After a review of semiconductor physics, the course will focus on quantum transport in semiconductor heterostructures. Topics such as electronic structure of III-V semiconductors, heterojunctions and band gap engineering, quantum wells, superlattices, resonant tunneling structures, two-dimensional electron gas, quantum point contacts, quantum dots and other mesoscopic structures, ballistic transport, coherent transport, and integer and fractional quantum Hall effects will be covered.
I. Introduction and a Review of Quantum Mechanics (2 weeks)

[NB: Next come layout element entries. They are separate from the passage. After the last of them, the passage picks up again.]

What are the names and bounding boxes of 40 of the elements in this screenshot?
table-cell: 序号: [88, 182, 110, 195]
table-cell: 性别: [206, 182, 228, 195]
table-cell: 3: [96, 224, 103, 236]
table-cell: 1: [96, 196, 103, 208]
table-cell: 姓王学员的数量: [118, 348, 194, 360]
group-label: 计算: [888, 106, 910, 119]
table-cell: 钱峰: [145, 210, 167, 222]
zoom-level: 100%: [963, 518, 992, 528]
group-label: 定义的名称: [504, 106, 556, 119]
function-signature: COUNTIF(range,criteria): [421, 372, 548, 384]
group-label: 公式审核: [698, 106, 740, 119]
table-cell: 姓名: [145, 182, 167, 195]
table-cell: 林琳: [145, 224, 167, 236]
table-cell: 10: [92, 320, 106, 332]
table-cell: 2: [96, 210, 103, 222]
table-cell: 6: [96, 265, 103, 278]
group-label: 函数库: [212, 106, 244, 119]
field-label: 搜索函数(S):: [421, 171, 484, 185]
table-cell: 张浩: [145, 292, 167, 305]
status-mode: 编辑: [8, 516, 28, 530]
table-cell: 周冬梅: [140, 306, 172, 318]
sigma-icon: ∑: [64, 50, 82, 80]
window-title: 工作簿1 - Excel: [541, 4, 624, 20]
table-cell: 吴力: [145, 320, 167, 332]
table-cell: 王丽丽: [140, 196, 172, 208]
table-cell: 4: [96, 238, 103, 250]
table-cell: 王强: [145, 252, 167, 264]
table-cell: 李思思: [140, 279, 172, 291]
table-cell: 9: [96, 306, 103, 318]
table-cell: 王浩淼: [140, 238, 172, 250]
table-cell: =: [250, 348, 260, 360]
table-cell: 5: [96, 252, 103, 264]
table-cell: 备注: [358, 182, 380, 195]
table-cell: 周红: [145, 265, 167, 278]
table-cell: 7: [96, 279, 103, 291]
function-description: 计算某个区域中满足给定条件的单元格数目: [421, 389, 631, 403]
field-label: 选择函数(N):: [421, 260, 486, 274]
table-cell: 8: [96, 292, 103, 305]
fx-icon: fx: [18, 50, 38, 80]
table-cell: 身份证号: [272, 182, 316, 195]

II. Fundamentals of Semiconductors (4 weeks)
1. Bulk semiconductors
a. direct and indirect bandgap
semiconductors
b. doped semiconductors
2. Contacts, junctions and interfaces
a. metal-vacuum interface,
work function
b. metal-semiconductor interface
c. p-n junction
3. III-V semiconductors
a. heterojunctions and band
alignments
b. epitaxial growth
III. Vertical Transport (3 weeks)
1. Thermionic emission
2. p-n junction
3. Light emitting diodes and lasers
4. Quantum wells and resonant tunneling diodes
5. Superlattices, minibands and Bloch oscillations
6. Infrared devices
a. multiple quantum well
infrared detectors
b. quantum cascade lasers
IV. Lateral Transport (4 weeks)
1. Two-dimensional electron gas
a. remote doping
b. electron transport and
scattering
2. Mesoscopic systems
a. quantum transport and
Landauer-Buttiker formalism
b. quantum point contact
c. quantum dots and Coulomb
blockade
d. single electron transistor
3. Magneto-transport, integer and fractional quantum
Hall effects
There will be homework assignments (not every week), two midterms, and a final exam. The first midterm will cover sections I and II. The second midterm will cover section III and the first part of section IV. In the calculation of your final score, your homework and each midterm will have 20% weight and the final exam will have 40% weight.